If you live in the U.K., almost everything the BBC makes for its television networks can be streamed in one place via its on-demand service, iPlayer. For those of us in the colonies, however, figuring out how to watch the latest offerings from the Beeb takes a lot more work, even in the age of streaming. That’s very much by design.
While major commercial-entertainment conglomerates such as Disney or Comcast have spent the last few years working to consolidate their content libraries into one central streaming play, the BBC has adopted a far more traditional, piecemeal strategy to distributing its content in the U.S., similar to the so-called “arms dealer” approach of companies such as Sony and, until recently, Paramount Global.

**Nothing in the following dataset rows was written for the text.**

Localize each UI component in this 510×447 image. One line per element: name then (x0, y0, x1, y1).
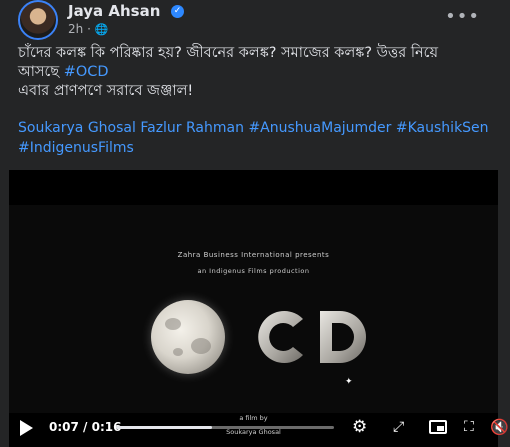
author-avatar[interactable] (18, 0, 58, 40)
title-letter-d (320, 311, 366, 363)
fullscreen-icon[interactable]: ⛶ (464, 417, 474, 437)
more-options-icon[interactable]: ••• (445, 6, 480, 27)
picture-in-picture-icon[interactable] (429, 420, 447, 434)
post-text: চাঁদের কলঙ্ক কি পরিষ্কার হয়? জীবনের কলঙ… (18, 44, 498, 101)
mute-icon[interactable]: 🔇 (490, 417, 509, 437)
post-time[interactable]: 2h (68, 22, 83, 36)
post-mentions: Soukarya Ghosal Fazlur Rahman #AnushuaMa… (18, 118, 498, 158)
mention-soukarya[interactable]: Soukarya Ghosal (18, 120, 136, 136)
current-time: 0:07 (49, 420, 79, 434)
hashtag-indigenus[interactable]: #IndigenusFilms (18, 140, 134, 156)
post-text-line2: আসছে #OCD (18, 64, 109, 80)
post-text-line1: চাঁদের কলঙ্ক কি পরিষ্কার হয়? জীবনের কলঙ… (18, 45, 439, 61)
post-meta: 2h · 🌐 (68, 22, 109, 36)
post-text-line3: এবার প্রাণপণে সরাবে জঞ্জাল! (18, 83, 194, 99)
verified-badge-icon: ✓ (171, 5, 184, 18)
video-player[interactable]: Zahra Business International presents an… (9, 170, 509, 447)
author-name[interactable]: Jaya Ahsan (68, 2, 160, 20)
credit-production: an Indigenus Films production (197, 267, 310, 275)
expand-icon[interactable]: ⤢ (393, 417, 404, 437)
sparkle-icon: ✦ (345, 377, 353, 387)
moon-letter-o (151, 300, 225, 374)
title-letter-c (258, 311, 303, 363)
settings-gear-icon[interactable]: ⚙ (352, 417, 367, 437)
hashtag-anushua[interactable]: #AnushuaMajumder (248, 120, 391, 136)
mention-fazlur[interactable]: Fazlur Rahman (140, 120, 244, 136)
hashtag-kaushik[interactable]: #KaushikSen (396, 120, 489, 136)
progress-bar[interactable] (116, 426, 334, 429)
play-icon[interactable] (20, 420, 33, 436)
time-display: 0:07 / 0:16 (49, 420, 122, 434)
credit-presents: Zahra Business International presents (177, 251, 330, 259)
hashtag-ocd[interactable]: #OCD (64, 64, 109, 80)
post-header: Jaya Ahsan ✓ 2h · 🌐 ••• (18, 0, 510, 42)
progress-fill (116, 426, 212, 429)
video-controls: 0:07 / 0:16 ⚙ ⤢ ⛶ 🔇 (9, 412, 509, 447)
globe-icon: 🌐 (94, 23, 109, 36)
video-frame[interactable]: Zahra Business International presents an… (9, 205, 498, 436)
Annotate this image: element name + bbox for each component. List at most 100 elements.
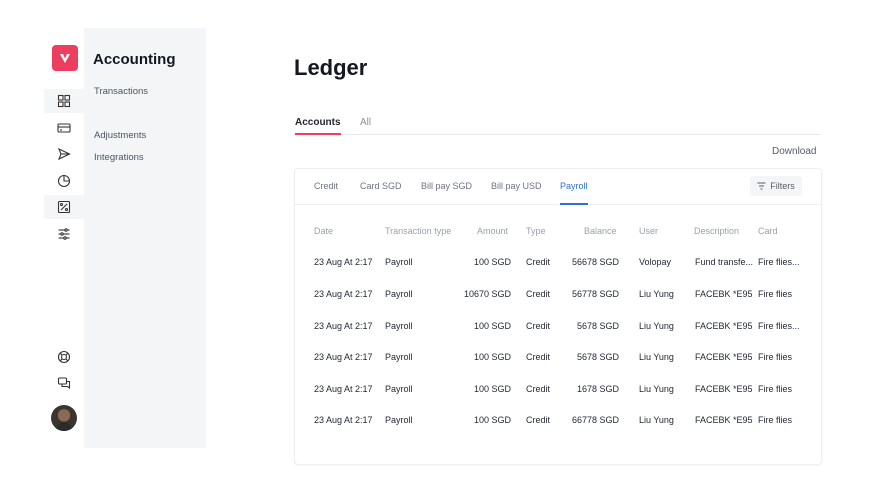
col-header-user: User: [639, 226, 659, 236]
cell-balance: 1678 SGD: [576, 384, 619, 394]
cell-transaction-type: Payroll: [385, 257, 413, 267]
cell-date: 23 Aug At 2:17: [314, 257, 373, 267]
subtab-payroll[interactable]: Payroll: [560, 181, 588, 205]
ledger-card: Credit Card SGD Bill pay SGD Bill pay US…: [294, 168, 822, 465]
col-header-type: Type: [526, 226, 546, 236]
subtab-credit[interactable]: Credit: [314, 181, 338, 191]
cell-card: Fire flies...: [758, 257, 800, 267]
cell-card: Fire flies: [758, 384, 793, 394]
cell-type: Credit: [526, 384, 551, 394]
accounting-submenu: Accounting Transactions Adjustments Inte…: [84, 28, 206, 448]
cell-balance: 66778 SGD: [571, 415, 619, 425]
rail-chat[interactable]: [44, 371, 84, 395]
cell-balance: 56778 SGD: [571, 289, 619, 299]
col-header-transaction-type: Transaction type: [385, 226, 452, 236]
cell-user: Liu Yung: [639, 415, 674, 425]
table-row[interactable]: 23 Aug At 2:17 Payroll 100 SGD Credit 56…: [295, 317, 821, 337]
account-sub-tabs: Credit Card SGD Bill pay SGD Bill pay US…: [295, 169, 821, 205]
cell-amount: 100 SGD: [473, 352, 511, 362]
sliders-icon: [58, 228, 70, 240]
rail-analytics[interactable]: [44, 169, 84, 193]
cell-user: Liu Yung: [639, 289, 674, 299]
cell-user: Volopay: [639, 257, 672, 267]
cell-type: Credit: [526, 257, 551, 267]
cell-card: Fire flies: [758, 289, 793, 299]
cell-description: FACEBK *E95: [695, 352, 753, 362]
filters-label: Filters: [770, 181, 795, 191]
rail-dashboard[interactable]: [44, 89, 84, 113]
subtab-bill-pay-sgd[interactable]: Bill pay SGD: [421, 181, 472, 191]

Instead of funneling buzzy successes such as Bluey, I May Destroy You, or Mood onto a single BBC-branded streamer for Stateside audiences, the company has instead farmed out its biggest shows to whichever network or platform stepped up with the best offer. It’s a strategy that maximizes revenue, minimizes risk, and perhaps most importantly, makes it more likely BBC titles will find an audience rather than just end up as another tile on a supersize streamer. “As all these other companies are spending like mad and delivering these huge streaming services, we are super well-positioned to be a major supplier,” says Rebecca Glashow, CEO of global distribution for BBC Studios, the commercial arm of the public broadcaster.